Later she overheard staff in the intensive care unit talking about two other babies testing positive for MRSA. She asked a doctor to confirm that, which he did.
“They made it sound like it was a coincidence” that three babies had the same diagnosis, she said.
Walker said she was stunned to learn last week from The Times’ report that 10 babies had been infected by MRSA, the first one in August.
“I didn’t know he was one of 10,” she said. “It took me so off guard. No parents should see a headline on the nightly news and realize it’s about your child.”
Walker said she was crushed by the news of the outbreak because she had credited the hospital’s doctors and nurses with “giving my child life.”
The hospital’s doctors had been the only ones in Orange County willing to treat her during a high-risk pregnancy. Her previous doctors had suggested that she end the pregnancy, Walker said. She spent more than a month in the hospital on bed rest before her son was born Feb. 6.
“I never had one bad nurse,” she said. “They loved these children like moms do.
“I’m a hurt mom who just wants hospital administration to know that I’m not OK with them protecting their money over my child,” she said.
Walker said she had been surprised when, soon after her son tested positive in early March, a group of Orange County health officials arrived in the unit. They performed an inspection, she said, and asked questions about hand washing and infection control procedures.
“No one told me why all of a sudden it was becoming such a large issue,” she said.

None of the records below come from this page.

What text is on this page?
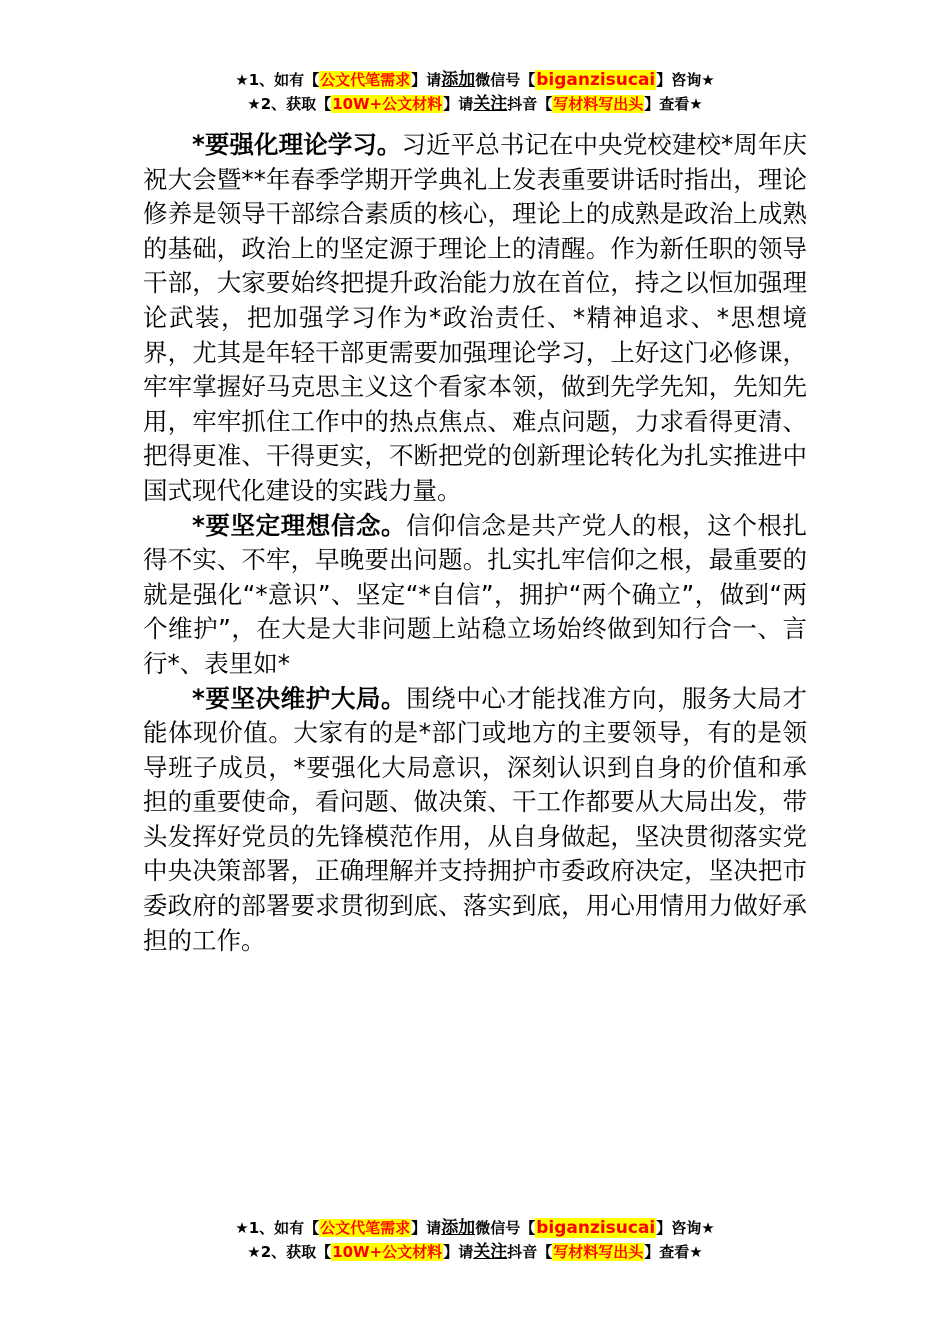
★1、如有【公文代笔需求】请添加微信号【biganzisucai】咨询★
★2、获取【10W+公文材料】请关注抖音【写材料写出头】查看★

*要强化理论学习。习近平总书记在中央党校建校*周年庆祝大会暨**年春季学期开学典礼上发表重要讲话时指出，理论修养是领导干部综合素质的核心，理论上的成熟是政治上成熟的基础，政治上的坚定源于理论上的清醒。作为新任职的领导干部，大家要始终把提升政治能力放在首位，持之以恒加强理论武装，把加强学习作为*政治责任、*精神追求、*思想境界，尤其是年轻干部更需要加强理论学习，上好这门必修课，牢牢掌握好马克思主义这个看家本领，做到先学先知，先知先用，牢牢抓住工作中的热点焦点、难点问题，力求看得更清、把得更准、干得更实，不断把党的创新理论转化为扎实推进中国式现代化建设的实践力量。

*要坚定理想信念。信仰信念是共产党人的根，这个根扎得不实、不牢，早晚要出问题。扎实扎牢信仰之根，最重要的就是强化“*意识”、坚定“*自信”，拥护“两个确立”，做到“两个维护”，在大是大非问题上站稳立场始终做到知行合一、言行*、表里如*

*要坚决维护大局。围绕中心才能找准方向，服务大局才能体现价值。大家有的是*部门或地方的主要领导，有的是领导班子成员，*要强化大局意识，深刻认识到自身的价值和承担的重要使命，看问题、做决策、干工作都要从大局出发，带头发挥好党员的先锋模范作用，从自身做起，坚决贯彻落实党中央决策部署，正确理解并支持拥护市委政府决定，坚决把市委政府的部署要求贯彻到底、落实到底，用心用情用力做好承担的工作。

★1、如有【公文代笔需求】请添加微信号【biganzisucai】咨询★
★2、获取【10W+公文材料】请关注抖音【写材料写出头】查看★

Patty Lozano of Anaheim said her son was staying in the same room as Walker’s son when the staff abruptly moved her child to the hospital’s second intensive care unit. The staff told her the move was because of “short staffing.”
Lozano later spoke to Walker, who described how her son had tested positive for MRSA. When Lozano asked the staff about that, she said, they denied that there was a larger problem.
“They said there was no need to worry about it at all,” Lozano said.
Lozano said her son had tested negative for MRSA.
Last week, the hospital said officials quickly moved to stop the outbreak after a county lab confirmed in the middle of December that bacteria from the first five infants were all the same strain.
By the end of December, seven infants had been sickened, the hospital said. Another baby tested positive in late February, they said, and two more in March. Walker’s son appears to be one of the last to test positive.
Doctors told Walker her son had been colonized with the bacteria in places on his skin, but was not sickened with fever or other symptoms. He tested negative for the bacteria when he went home March 23, she said.
The hospital is continuing to clean all equipment and surfaces in the intensive care units, Murray said last week. In January and February, more than 220 staff members who work in the unit used antiseptic soap and ointment to reduce bacteria on their skin and noses.
Four staff members tested positive for MRSA in January, he said, but have since tested negative.
The Times learned about the outbreak from Marian Hollingsworth, who sits on a state advisory committee on hospital-acquired infections and filed a complaint about it with the state. She had been told about the infections by an employee who works on the hospital complex.
The county health department said last week that officials did not notify the public of the outbreak because they had no evidence that infants being treated at the hospital’s neonatal unit were at higher risk than babies admitted elsewhere.